Quantitative Methods in Defense and National Security 2007

Bayesian Ontologies in Net-Centric Systems
Kathryn Blackmond Laskey, (George Mason University), klaskey@gmu.edu, and
Paulo C.G. Costa, (George Mason University), pcosta@gmu.edu


Ontologies have become ubiquitous in current-generation information systems, and are a key enabling technology for Net-Centric Warfare. An ontology is an explicit, formal representation of the entities and relationships that can exist in a domain of application. Following a well-trodden path, initial research in computational ontology has neglected uncertainty, developing almost exclusively within the framework of classical logic. As appreciation grows of the limitations of ontology formalisms that cannot represent uncertainty, the demand from user communities increases for ontology formalisms with the power to express uncertainty. Support for uncertainty is essential for interoperability, knowledge sharing, and knowledge reuse.
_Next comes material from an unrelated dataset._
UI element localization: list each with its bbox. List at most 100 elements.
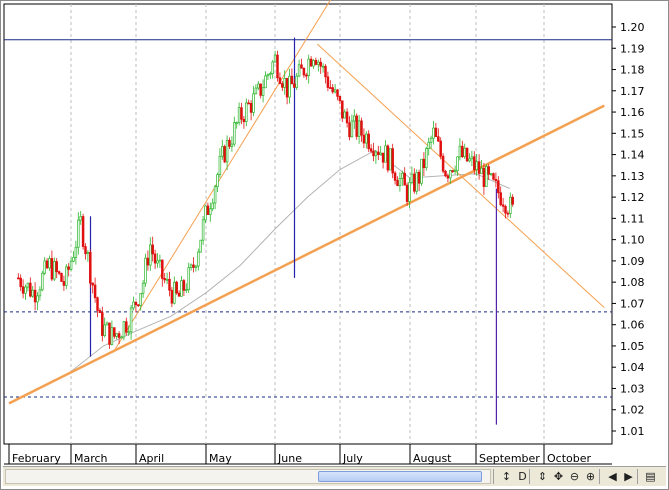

Bayesian ontologies are used to describe knowledge about a domain with its associated uncertainty in a principled, structured, sharable, and machine-understandable way. This paper considers Multi-Entity Bayesian Networks (MEBN) as a logical basis for Bayesian ontologies, and describes PR-OWL, a MEBN-based probabilistic extension to the ontology language OWL. To illustrate the potentialities of Bayesian probabilistic ontologies in the development of AI systems, we present a case study in information security, in which ontology development played a key role.